ZAITEN2024年02月号

【新春対談】佐高信の賛否両論

佐高信 vs. 寺田俊治「メディアは『反体制』の人で構成した方が健全だ」

カテゴリ:インタビュー

てらだ・しゅんじ 1959年東京生まれ。早大第一文学部卒後、(株)日刊現代入社。スポーツ編集部、ニュース編集部長、取締役編集局長を経て、2016年より現職。1993年の細川政権から政治記事を書いてきた。

メディアは反体制の側にいる

佐高:
2016年2月4日の衆院予算委員会で安倍晋三元首相は、「今日、帰りにでも日刊ゲンダイを読んでみてくださいよ。
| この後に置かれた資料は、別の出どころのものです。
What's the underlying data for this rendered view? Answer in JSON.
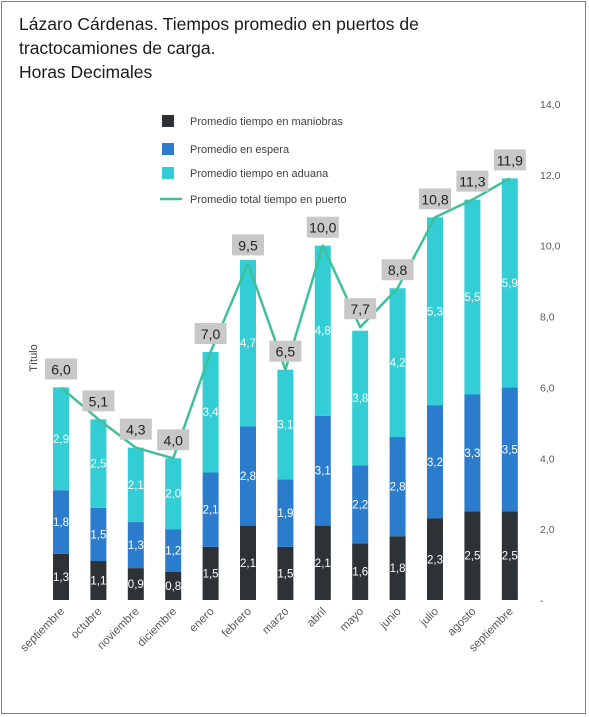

これが萎縮している姿ですか」と挑発しましたが、安倍や歴代自民党政権から圧力はありましたか?

寺田:もちろん、民主国家ですから、露骨に圧力のようなものを感じたことはありません。記者時代の経験でいうと、むしろ自民党政権はしたたかというか、鷹揚のフリがうまくて、民主党政権の方がつまらないことを言ってきましたね。   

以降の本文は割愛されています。